Now, we can have two buttons in the document, each to get permissions and start the streams from webcam and screen.

document.querySelector('#startScreen').addEventListener('click', async (e) => {
  const stream = await navigator.mediaDevices.getDisplayMedia({
    video: {
      displaySurface: 'monitor',
    },
  });

  e.target.disabled = true;

  screenVideoStream = stream;

  if (camVideoStream) {
    startRecording();
  }
});

document.querySelector('#startCam').addEventListener('click', async (e) => {
  const stream = await navigator.mediaDevices.getUserMedia({
    video: {
      width: {
        min: 1280,
      },
      height: {
        min: 720,
      },
    },
  });

  e.target.disabled = true;

  camVideoStream = stream;

  if (screenVideoStream) {
    startRecording();
  }
});

Now, we can create the startRecording function.

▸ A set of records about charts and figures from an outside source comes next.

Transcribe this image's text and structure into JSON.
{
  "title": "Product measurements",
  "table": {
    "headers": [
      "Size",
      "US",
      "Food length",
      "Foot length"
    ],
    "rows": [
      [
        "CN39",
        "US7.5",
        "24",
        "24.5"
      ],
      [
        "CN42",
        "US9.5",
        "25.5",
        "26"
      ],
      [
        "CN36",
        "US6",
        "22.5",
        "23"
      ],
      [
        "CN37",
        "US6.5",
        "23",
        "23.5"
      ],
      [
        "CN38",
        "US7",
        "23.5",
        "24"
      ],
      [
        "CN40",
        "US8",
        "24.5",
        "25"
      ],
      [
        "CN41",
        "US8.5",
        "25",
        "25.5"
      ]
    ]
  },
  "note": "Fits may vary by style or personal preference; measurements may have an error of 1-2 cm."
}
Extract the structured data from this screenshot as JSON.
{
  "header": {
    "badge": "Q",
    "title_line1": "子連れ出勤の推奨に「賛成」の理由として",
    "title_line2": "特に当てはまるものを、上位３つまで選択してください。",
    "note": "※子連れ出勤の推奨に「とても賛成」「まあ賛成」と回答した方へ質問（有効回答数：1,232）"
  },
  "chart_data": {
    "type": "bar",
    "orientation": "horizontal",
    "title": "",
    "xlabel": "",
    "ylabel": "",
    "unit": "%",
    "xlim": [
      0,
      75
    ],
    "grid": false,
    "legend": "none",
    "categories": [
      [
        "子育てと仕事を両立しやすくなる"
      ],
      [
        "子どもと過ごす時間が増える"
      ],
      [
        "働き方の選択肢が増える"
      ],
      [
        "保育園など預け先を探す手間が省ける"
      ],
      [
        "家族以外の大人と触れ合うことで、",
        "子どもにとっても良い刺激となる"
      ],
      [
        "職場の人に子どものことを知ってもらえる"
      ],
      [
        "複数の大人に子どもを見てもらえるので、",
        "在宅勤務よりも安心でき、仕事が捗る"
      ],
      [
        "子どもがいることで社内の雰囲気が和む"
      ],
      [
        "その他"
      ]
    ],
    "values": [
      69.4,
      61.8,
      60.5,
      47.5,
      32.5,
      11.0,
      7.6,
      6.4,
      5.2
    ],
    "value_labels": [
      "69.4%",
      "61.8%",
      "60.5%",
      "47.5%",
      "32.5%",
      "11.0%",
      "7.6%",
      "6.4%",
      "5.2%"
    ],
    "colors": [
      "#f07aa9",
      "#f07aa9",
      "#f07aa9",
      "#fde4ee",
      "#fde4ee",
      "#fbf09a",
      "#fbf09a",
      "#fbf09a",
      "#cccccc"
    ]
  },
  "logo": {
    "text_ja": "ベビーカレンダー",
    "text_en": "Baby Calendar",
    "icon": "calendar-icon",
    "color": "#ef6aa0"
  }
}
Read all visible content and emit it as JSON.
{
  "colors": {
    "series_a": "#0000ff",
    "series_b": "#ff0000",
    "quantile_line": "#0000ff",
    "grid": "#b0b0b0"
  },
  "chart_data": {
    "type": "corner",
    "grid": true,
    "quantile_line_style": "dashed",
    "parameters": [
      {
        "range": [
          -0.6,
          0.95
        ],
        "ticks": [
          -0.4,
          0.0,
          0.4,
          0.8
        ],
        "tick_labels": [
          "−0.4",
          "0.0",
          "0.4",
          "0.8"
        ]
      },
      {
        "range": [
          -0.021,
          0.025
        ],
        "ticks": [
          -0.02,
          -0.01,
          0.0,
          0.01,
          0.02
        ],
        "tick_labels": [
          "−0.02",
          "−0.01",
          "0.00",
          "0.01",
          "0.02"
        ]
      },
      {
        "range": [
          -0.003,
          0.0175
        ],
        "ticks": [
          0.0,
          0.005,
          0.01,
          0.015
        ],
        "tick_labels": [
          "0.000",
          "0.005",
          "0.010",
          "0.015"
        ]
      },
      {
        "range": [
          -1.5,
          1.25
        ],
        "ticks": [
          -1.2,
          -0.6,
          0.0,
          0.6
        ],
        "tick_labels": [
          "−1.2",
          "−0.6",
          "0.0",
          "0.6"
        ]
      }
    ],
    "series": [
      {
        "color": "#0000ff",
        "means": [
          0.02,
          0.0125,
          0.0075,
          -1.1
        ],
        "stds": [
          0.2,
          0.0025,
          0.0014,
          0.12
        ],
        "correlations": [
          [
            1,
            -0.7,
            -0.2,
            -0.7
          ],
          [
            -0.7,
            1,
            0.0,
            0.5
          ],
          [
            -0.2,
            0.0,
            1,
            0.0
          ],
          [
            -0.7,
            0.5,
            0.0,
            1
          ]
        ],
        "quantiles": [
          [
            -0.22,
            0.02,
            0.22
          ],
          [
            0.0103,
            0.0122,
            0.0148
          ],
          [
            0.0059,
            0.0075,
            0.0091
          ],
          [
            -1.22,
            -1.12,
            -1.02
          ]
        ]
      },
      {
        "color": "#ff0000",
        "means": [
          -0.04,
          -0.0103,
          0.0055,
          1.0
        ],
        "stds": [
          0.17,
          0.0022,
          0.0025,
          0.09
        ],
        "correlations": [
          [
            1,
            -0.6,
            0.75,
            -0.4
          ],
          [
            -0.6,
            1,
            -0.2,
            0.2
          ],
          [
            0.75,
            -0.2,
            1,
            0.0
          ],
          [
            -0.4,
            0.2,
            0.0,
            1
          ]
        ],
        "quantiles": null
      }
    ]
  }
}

function startRecording() {
  const screenVideo = document.createElement('video');
  screenVideo.srcObject = screenVideoStream;

  // Getting the dimensions of the stream
  const screenVideoStreamWidth = screenVideoStream
    .getVideoTracks()[0]
    .getSettings().width;
  const screenVideoStreamHeight = screenVideoStream
    .getVideoTracks()[0]
    .getSettings().height;

  const camVideo = document.createElement('video');
  camVideo.srcObject = camVideoStream;

  // Getting the dimension of the stream
  const camVideoStreamWidth = camVideoStream
    .getVideoTracks()[0]
    .getSettings().width;
  const camVideoStreamHeight = camVideoStream
    .getVideoTracks()[0]
    .getSettings().height;

  screenVideo.play();
  camVideo.play();

  // Calculating the dimensions of our canvas where we'll place the videos side by side
  let width = camVideoStreamWidth + screenVideoStreamWidth + 2,
    height = Math.max(camVideoStreamHeight, screenVideoStreamHeight);

  const canvas = document.createElement('canvas');
  canvas.width = width;
  canvas.height = height;
  const ctx = canvas.getContext('2d');

  const interval = setInterval(() => {
    // Drawing the videos at their desired positions
    // You can also put text here(like timestamp etc.) on the video(or anything else that the canvas supports)
    ctx.drawImage(
      screenVideo,
      0,
      0,
      screenVideoStreamWidth,
      screenVideoStreamHeight
    );
    ctx.drawImage(
      camVideo,
      screenVideoStreamWidth + 2,
      0,
      camVideoStreamWidth,
      camVideoStreamHeight
    );
    // 30 fps
  }, 1000 / 30);

  const recorder = new MediaRecorder(canvas.captureStream(30), options);

  recorder.ondataavailable = (e) => {
    chunks.push(e.data);
  };

  recorder.onstop = (e) => {
    const blob = new Blob(chunks, { type: 'video/webm' });
    const url = URL.createObjectURL(blob);
    const a = document.createElement('a');
    a.href = url;
    a.download = 'combined.webm';
    a.click();
  };

  // Creating chunks of 1 second each
  recorder.start(1000);

  // Stopping the recording after 10 seconds
  setTimeout(() => {
    camVideo.pause();
    screenVideo.pause();
    camVideoStream.getTracks().forEach((track) => track.stop());
    screenVideoStream.getTracks().forEach((track) => track.stop());
    clearInterval(intverval);
    recorder.stop();
  }, 10000);
}

Here's how the output looks like. (This is a single frame from the video output)

And there we have it.

This was a lot of fun to figure out and I have a ton of useful ideas that I can use this in.

I'll have more canvas adventure in the future.